The remaining factors to be considered in ruling on a motion
for voluntary dismissal are whether the complainant has caused
undue delay and whether the respondent has filed a summary judgment
motion or the case is at a similar critical juncture. In this
case, those two factors are interrelated. The Region's failure to
file its prehearing exchange on time led to the City's making its
motion for a default order, a dispositive motion. As discussed
above, that motion for a default order will be denied. However,
the missed exchange caused a delay, and suggests of a lack of
diligence on the part of the Region. It also creates the
appearance of a possible reason for the Region's decision to move
to withdraw the Complaint. The Region's timing of the motion,
right after it became subject to a potential default order, thus
provides another reason to deny its motion to withdraw the
Complaint.
To summarize, a balancing of the relevant equities between the
parties in this case leads to the conclusion that the Region's
motion to withdraw the Complaint without prejudice should be
denied. If it were granted, Respondent would suffer plain legal
prejudice by its exposure to much higher civil penalties in federal
court. This would amount to more than a mere tactical advantage to
the Complainant and more than, in the words of Jones v. S.E.C., "a
mere second litigation on the same subject matter." In addition,
the Complainant has not offered an adequate explanation for moving
to withdraw the Complaint at this time, soon after it became
subject to a possible default order by missing its prehearing
exchange deadline. The Region will still be able to pursue
injunctive relief and civil penalties against Respondent if the
motion is denied, although perhaps at some cost to judicial economy
if it elects to also proceed in federal court.
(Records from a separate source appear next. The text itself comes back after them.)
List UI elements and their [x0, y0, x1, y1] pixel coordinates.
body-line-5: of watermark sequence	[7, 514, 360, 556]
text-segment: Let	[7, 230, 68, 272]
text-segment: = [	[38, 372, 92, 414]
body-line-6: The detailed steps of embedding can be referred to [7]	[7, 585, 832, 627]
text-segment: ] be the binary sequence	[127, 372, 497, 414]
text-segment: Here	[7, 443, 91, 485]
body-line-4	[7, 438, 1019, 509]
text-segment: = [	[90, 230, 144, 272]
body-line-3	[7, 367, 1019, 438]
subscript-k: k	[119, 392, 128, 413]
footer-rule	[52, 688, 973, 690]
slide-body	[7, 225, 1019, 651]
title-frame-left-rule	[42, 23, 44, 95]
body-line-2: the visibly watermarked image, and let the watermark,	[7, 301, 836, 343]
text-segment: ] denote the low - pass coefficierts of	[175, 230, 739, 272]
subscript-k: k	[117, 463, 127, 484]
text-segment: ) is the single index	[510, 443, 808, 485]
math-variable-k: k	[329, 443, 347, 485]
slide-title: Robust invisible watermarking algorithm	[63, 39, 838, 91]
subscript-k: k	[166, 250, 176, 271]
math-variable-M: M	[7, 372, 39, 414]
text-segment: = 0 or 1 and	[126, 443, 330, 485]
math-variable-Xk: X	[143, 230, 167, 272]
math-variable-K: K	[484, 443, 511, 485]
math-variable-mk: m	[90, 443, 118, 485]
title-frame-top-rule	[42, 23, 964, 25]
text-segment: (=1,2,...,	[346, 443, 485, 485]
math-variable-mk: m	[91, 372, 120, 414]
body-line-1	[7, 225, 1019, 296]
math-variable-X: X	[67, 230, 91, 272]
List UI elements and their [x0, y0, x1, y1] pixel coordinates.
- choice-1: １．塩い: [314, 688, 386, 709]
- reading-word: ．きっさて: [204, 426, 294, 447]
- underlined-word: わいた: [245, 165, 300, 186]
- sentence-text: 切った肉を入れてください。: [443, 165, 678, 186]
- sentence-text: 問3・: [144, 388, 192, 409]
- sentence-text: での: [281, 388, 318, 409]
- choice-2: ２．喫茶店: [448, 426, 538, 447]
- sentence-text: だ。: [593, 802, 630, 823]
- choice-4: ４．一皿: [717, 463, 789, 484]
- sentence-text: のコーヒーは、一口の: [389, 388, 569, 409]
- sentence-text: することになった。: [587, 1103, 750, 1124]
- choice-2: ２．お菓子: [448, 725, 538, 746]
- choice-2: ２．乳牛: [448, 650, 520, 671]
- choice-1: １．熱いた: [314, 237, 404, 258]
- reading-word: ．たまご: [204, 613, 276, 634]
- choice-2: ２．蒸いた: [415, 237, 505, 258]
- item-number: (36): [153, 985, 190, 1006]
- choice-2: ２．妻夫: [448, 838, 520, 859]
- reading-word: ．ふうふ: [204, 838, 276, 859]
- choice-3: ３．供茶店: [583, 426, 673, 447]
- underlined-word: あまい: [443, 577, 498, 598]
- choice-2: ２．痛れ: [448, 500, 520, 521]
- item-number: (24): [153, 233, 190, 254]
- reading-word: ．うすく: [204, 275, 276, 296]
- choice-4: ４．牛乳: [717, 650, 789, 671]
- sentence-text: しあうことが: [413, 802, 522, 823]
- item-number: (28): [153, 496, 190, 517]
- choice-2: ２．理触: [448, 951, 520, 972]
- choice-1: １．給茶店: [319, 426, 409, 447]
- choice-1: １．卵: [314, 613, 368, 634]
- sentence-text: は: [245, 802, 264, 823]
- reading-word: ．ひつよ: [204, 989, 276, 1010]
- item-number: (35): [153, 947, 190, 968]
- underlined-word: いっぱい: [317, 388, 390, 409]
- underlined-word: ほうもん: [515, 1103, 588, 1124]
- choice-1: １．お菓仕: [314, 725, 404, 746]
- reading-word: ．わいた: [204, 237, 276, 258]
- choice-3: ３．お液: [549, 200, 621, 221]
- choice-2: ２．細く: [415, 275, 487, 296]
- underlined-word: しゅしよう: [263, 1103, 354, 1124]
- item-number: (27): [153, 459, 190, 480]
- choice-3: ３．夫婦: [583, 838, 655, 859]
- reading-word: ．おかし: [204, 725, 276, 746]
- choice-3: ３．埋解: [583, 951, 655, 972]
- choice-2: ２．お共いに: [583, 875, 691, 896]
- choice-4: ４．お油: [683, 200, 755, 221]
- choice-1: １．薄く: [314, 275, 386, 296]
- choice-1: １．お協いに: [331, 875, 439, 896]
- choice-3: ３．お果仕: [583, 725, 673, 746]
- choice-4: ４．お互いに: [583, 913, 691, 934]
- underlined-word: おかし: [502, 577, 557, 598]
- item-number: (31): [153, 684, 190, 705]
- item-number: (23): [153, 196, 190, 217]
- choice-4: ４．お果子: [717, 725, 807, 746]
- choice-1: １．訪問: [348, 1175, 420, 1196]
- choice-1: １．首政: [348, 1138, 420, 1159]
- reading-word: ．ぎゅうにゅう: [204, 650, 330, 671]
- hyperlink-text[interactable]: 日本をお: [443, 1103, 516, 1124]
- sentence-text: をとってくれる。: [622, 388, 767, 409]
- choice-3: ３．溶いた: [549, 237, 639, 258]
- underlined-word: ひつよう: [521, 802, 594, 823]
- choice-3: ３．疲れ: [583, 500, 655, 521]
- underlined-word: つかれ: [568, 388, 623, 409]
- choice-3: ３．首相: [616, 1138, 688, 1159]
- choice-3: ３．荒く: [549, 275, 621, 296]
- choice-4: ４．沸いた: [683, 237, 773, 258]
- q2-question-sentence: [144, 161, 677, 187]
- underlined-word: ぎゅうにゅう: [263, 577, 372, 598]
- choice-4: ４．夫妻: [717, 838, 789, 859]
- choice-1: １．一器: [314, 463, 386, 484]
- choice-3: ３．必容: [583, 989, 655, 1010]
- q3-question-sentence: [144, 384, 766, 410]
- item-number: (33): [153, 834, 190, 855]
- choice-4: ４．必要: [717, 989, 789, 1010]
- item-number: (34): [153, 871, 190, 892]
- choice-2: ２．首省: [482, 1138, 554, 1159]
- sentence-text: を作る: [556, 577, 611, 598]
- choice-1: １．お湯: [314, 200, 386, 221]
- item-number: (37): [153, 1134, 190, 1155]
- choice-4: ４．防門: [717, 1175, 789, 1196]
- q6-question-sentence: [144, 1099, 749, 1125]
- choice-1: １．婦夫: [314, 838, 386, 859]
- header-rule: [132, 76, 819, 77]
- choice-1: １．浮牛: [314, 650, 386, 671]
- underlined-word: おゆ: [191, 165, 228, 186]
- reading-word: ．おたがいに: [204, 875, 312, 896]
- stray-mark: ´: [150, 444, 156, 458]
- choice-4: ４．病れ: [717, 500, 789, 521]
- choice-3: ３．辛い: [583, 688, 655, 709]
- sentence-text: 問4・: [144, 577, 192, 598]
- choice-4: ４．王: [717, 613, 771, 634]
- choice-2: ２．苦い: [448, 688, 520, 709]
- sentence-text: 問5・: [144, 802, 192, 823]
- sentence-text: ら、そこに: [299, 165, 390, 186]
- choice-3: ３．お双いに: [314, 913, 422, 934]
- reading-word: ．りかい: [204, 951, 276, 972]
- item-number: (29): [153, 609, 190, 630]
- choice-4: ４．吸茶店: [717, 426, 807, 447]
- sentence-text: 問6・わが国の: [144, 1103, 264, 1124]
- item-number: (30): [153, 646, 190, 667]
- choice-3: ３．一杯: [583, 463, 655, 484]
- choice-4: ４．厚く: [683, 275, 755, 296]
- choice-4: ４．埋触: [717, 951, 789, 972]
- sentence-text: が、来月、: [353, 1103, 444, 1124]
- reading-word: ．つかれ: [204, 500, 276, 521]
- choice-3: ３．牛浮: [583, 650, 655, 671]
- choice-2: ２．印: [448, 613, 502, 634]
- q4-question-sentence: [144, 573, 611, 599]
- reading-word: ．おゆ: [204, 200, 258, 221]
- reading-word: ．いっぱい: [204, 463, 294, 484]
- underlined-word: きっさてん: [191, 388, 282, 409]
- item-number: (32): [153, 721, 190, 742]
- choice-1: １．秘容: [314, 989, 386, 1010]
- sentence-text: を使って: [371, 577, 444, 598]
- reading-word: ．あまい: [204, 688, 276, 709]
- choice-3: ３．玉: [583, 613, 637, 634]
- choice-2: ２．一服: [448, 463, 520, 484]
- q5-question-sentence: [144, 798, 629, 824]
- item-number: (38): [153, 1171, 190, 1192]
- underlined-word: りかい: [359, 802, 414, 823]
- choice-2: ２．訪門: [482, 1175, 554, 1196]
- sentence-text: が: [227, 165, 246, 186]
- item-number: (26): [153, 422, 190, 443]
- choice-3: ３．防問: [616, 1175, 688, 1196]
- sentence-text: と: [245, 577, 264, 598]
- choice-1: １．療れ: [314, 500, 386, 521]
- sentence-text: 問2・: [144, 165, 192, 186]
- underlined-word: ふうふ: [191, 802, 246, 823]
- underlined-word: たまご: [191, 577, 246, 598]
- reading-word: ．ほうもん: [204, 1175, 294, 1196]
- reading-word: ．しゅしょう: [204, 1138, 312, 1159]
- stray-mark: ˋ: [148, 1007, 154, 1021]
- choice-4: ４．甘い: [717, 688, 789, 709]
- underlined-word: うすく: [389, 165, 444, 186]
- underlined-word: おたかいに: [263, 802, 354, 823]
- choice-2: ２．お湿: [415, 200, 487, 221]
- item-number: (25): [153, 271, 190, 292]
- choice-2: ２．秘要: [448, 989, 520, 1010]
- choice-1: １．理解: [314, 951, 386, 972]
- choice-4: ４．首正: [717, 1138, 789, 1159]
For these reasons,
the Complainant's motion to withdraw the Complaint without
prejudice will be denied.
Order
1. Respondent's motion for a default order against Complainant
for failing to timely file its prehearing exchange is DENIED.
2. Complainant's motion to withdraw the administrative
complaint, without prejudice, is DENIED.
Further Proceedings
It is further ordered that Complainant's prehearing exchange
will now be due August 12, 1998. Respondent's prehearing exchange
will now be due September 2, 1998.
Andrew S. Pearlstein
Administrative Law Judge
Dated: July 14, 1998
Washington, D.C.
1. See CWA §309(g)(6)(A), 33 U.S.C. §1319(g)(6)(A). Although there are
some provisos, this subsection generally limits federal civil penalty actions
only if a prior administrative enforcement proceeding has resulted in the
payment of a penalty by the respondent for the violation. If this is correct,
dismissal of this proceeding with prejudice, as requested by the City, would
not necessarily shield the City from higher civil penalty liability under
§1319(d).
2. See, e.g., Ikospentakis v. Thalassic Steamship Agency, 915 F.2d 176
(5th Cir. 1990) (district court abused discretion in granting motion for
dismissal, where dismissal had effect of allowing plaintiff to refile in
Louisiana state court, where defendants' forum non conveniens defense would
not be available); and Quintero v. Klaveness Ship Lines, 914 F.2d 717 (5th
Cir. 1990), (to the same effect as Ikospentakis). The courts of appeal are
split on whether dismissal should be allowed to permit the plaintiff to sue in
a forum where the statute of limitations has not run. See 8 Moore's Federal
Practice 3d, §41.40[7][b][viii] and cases cited there.
3. Complainant's Response, p. 2-3.
4. Respondent's Memorandum in Opposition, p. 7.
5. See, e.g. Hoffmann v. Alside, Inc., 596 F.2d 822 (8th Cir. 1979), (no
legal prejudice to defendants where dismissal after denial of motion for jury
trial meant future trial might be before jury rather than before the court).
6. See In re ESSROC Materials, Inc., Docket No. CAA-17-1993 (Order
Dismissing Complaint Without Prejudice, October 18, 1995); and In re Matter of
Virgin Islands Water and Power Authority, Docket No. II-95-0107 (Order Denying
Respondent's Motion for Reconsideration, June 10, 1997).
7. Complainant's Motion to Withdraw Administrative Complaint, p. 3.
8. Under the CWA §309(g)(6)(A), assuming "diligent prosecution" of this
proceeding, the Region will be prevented from also seeking civil penalties in
federal court under §309(d) against the City for these alleged violations.